Monday, October 18, 1999 Published at 17:29 GMT 18:29 UK
Analysis: Commonwealth's symbolic snub
The Commonwealth's decision is largely symbolic
By South Asia analyst Jannat Jalil
The Commonwealth decision is unlikely to make much of an impact on the Pakistani military government or the Pakistani people - its significance is merely a symbolic one.
And Pakistan has been outside the organisation before.
In 1972, Prime Minister Zulfiqar Ali Bhutto left in protest at the Commonwealth's decision to admit Bangladesh.
Pakistan, which has $32bn worth of foreign debts and is facing the prospect of bankruptcy, will be far more interested in the response of those countries which can help it out of its economic difficulties - in particular, the United States, which will influence whether or not the IMF resumes vital loans, which had been suspended even before last week's military coup.

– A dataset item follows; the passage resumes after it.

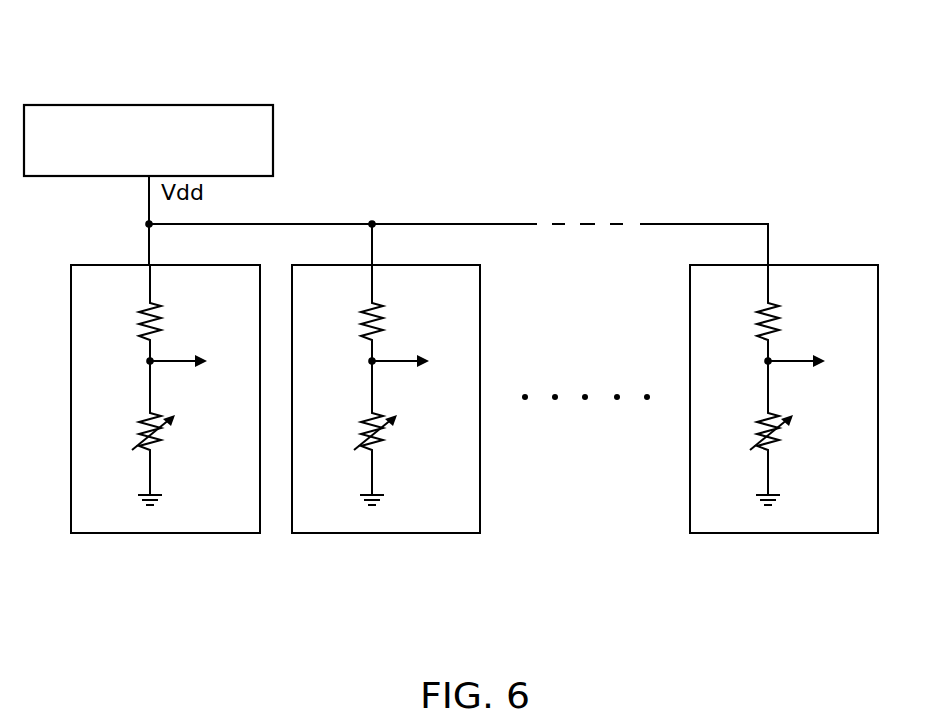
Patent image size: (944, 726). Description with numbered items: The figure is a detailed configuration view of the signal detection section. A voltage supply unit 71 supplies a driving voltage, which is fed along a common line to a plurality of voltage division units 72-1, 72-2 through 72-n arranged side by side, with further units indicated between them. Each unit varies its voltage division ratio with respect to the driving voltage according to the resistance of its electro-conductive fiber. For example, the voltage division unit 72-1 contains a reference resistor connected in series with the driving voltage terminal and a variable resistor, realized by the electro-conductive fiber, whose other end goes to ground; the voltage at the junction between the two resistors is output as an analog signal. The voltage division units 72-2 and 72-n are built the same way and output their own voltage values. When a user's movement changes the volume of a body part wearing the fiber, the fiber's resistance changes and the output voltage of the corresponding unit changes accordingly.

The voltage supply unit 71 is at (161, 104).
The voltage division unit 72-1 is at (176, 534).
The voltage division unit 72-2 is at (396, 534).
The voltage division unit 72-n is at (793, 534).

While expressing disappointment that no timeframe has been set for a return to democracy in Pakistan, it seems to be indicating that it is prepared to wait and see if the country's new military ruler, General Musharraf, can deliver on his promises to restore Pakistan's battered economy and institutions.
US more cautious
In an interview with the BBC, the American ambassador, William Milam, painted a positive picture of the general, saying he had not understated the problems that Pakistan faces.
The ambassador dismissed reports that General Musharraf was an extremist, describing him instead as a moderate and temperate man.
He said the United States had also been heartened by the General's call for dialogue with India.
Pakistan has already been heavily sanctioned after its nuclear tests last year.
The international community will be wary of taking further punitive measures which could destabilise the world's newest nuclear power and which could aid the rise of Islamic extremists there.